They are all around us, raising trouble in their wake. They are so small, though, and silent that most of us have no idea they exist. But not Judy Wall. As a Curators Professor of Biochemistry who has been at the University of Missouri since 1978, Wall has spent her career driven by the fascination of microbes that corrode ferrous iron metal — among their list of crimes.
Wall started her career studying hydrogen production for a number of years before switching her focus to these microbes that can only live in the absence of air. “I then realized that these microbes also have a huge deleterious impact on human activities that we don’t even think about, we just pay for it,” Wall says. “We’re so used to it. We don’t pay any attention to it.”
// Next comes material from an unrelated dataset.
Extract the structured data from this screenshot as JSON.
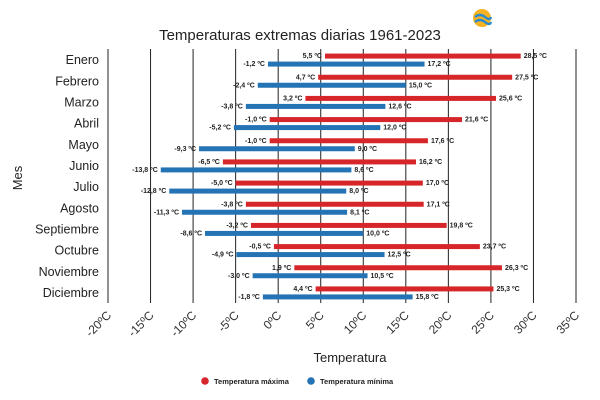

One of those forms of payment came in the mid ’80s when every gas station in the U.S. had to switch from bare steel storage tanks to plastic or fiberglass tanks to prevent gas leakage from corrosion caused by the metabolic processes of sulfate-reducing bacteria, which has been the focus of her research for many years.
It turned out that this type of bacteria — that she affectionately calls her “bugs” — lives in water and plays an important role in the methylation of mercury in the environment, a process that produces a deadly neurotoxin.
After mercury is emitted into the atmosphere through burning coal and volcanic eruptions, it is oxidized and then comes back down to the earth’s surface as ions in rainwater. The mercury then becomes methylmercury in the sediment of waterways, such as rivers and lakes, where it is taken up by aquatic organisms such as phytoplankton, which are then eaten by fish. As the food chain progresses, methylmercury accumulates along the way.